Aktivis Nahdlatul Ulama (NU) asal Madura, Islah Bahrawi, menghadapi proses pemeriksaan di Polda Metro Jaya terkait laporan dugaan penghasutan. Dalam penjelasannya, ia mengungkapkan bahwa pernyataan yang ia lontarkan dalam sebuah acara kritik terhadap pemerintah bukanlah niatan untuk menumbangkan kekuasaan.
Islah menjelaskan bahwa pernyataannya yang dianggap kontroversial itu seharusnya dilihat sebagai suara dari masyarakat yang selama ini terpinggirkan. Ia juga menekankan pentingnya kritikan dalam proses politik untuk memperbaiki keadaan negara.
Pakar hukum, Tegar Putuhena, yang menjadi kuasa hukumnya, mengatakan bahwa laporan yang diajukan bukanlah sebuah tindakan yang seharusnya dilanjutkan. Ia merasa bahwa hal ini berpotensi menghambat kebebasan berpendapat yang menjadi hak setiap warga negara.
Pentingnya Suara Masyarakat dalam Demokrasi
Islah Bahrawi menegaskan bahwa kebebasan berekspresi adalah hak asasi yang harus dijaga dalam sebuah negara demokratis. Menurutnya, masyarakat harus diberikan ruang untuk berbicara tanpa merasa terancam oleh tindakan hukum.

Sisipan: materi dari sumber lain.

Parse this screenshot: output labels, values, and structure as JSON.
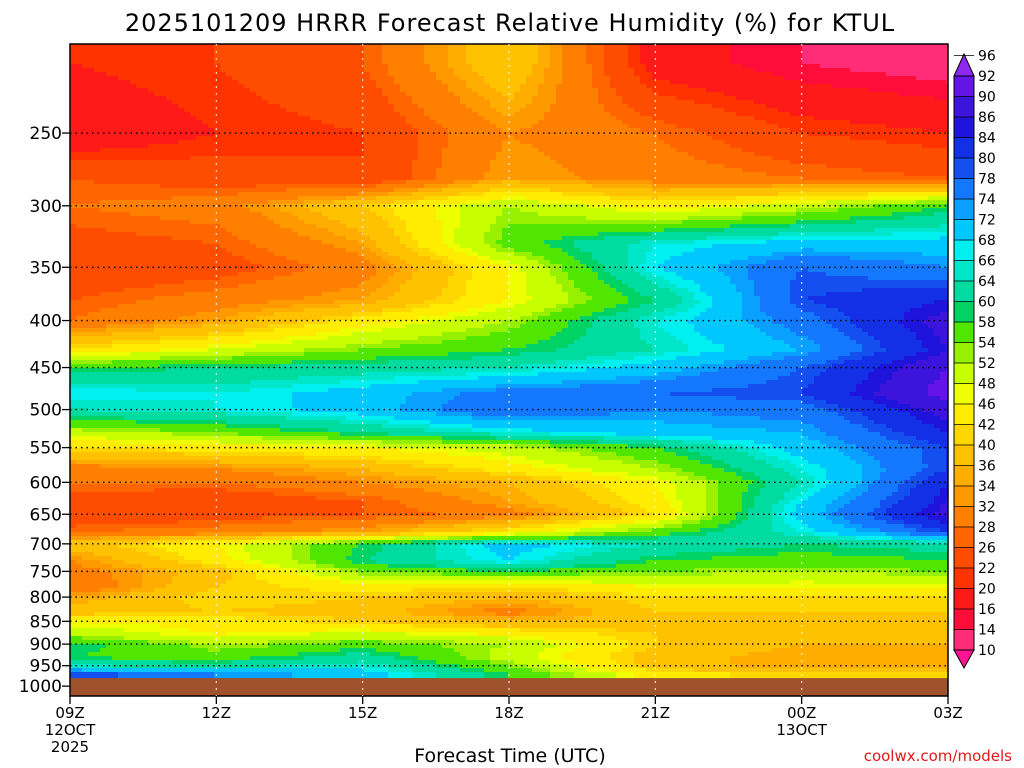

Dia menambahkan bahwa kritik yang disampaikannya bukanlah penghasutan, melainkan ungkapan cinta kepada negara. Menurutnya, dengan mengkritisi kebijakan pemerintah, ia berharap dapat mendorong perbaikan yang berdampak positif bagi rakyat.
Bagi Islah, suara-suara yang terpendam di masyarakat adalah hal yang sangat penting. Ia berupaya menjadi jembatan bagi mereka yang merasa tidak mampu menyuarakan pendapatnya. Dengan demikian, tindakan konsultasi yang dituduhkan kepadanya tidak seharusnya diteruskan.
Kritik Sebagai Bentuk Cinta Terhadap Negara
Kritik yang disampaikan Islah adalah cerminan dari keberpihakan kepada rakyat. Ia percaya bahwa setiap kebijakan yang dinilai merugikan harus secara tegas disuarakan untuk membawa perubahan yang lebih baik.
Islah berpendapat bahwa sebuah negara yang baik adalah negara yang terbuka terhadap kritik. Dengan memahami pandangan masyarakat, pemerintah dapat mengambil keputusan yang lebih bijaksana dan adil.
Ketua Yayasan Lembaga Bantuan Hukum Indonesia (YLBHI), M. Isnur, mendukung pandangan tersebut. Ia melihat kritik yang disampaikan Islah sebagai upaya untuk membangun dialog yang konstruktif antara masyarakat dan penguasa.
Proses Hukum dan Kebebasan Berpendapat
Islah Bahrawi dilaporkan ke Polda Metro Jaya terkait dugaan penghasutan dan proses hukum ini memunculkan pertanyaan tentang kebebasan berpendapat di Indonesia. Dalam banyak kasus, kritik terhadap pemerintah sering kali berujung pada laporan hukum, yang dapat menjadi ancaman bagi aktivis.
Situasi ini menarik perhatian banyak pihak, termasuk para pegiat hak asasi manusia. Mereka berpendapat bahwa tindakan hukum terhadap Islah merupakan bentuk pembungkaman yang harus dihentikan. Ini menunjukkan perlunya perlindungan hukum yang lebih kuat bagi para aktivis dan pembela hak asasi manusia.
M. Isnur juga menyoroti bahwa proses hukum seharusnya tidak digunakan sebagai alat untuk menakut-nakuti masyarakat. Ia menekankan pentingnya menjaga hak setiap individu untuk berekspresi dan menyuarakan pendapatnya tanpa takut akan reperkusi hukum.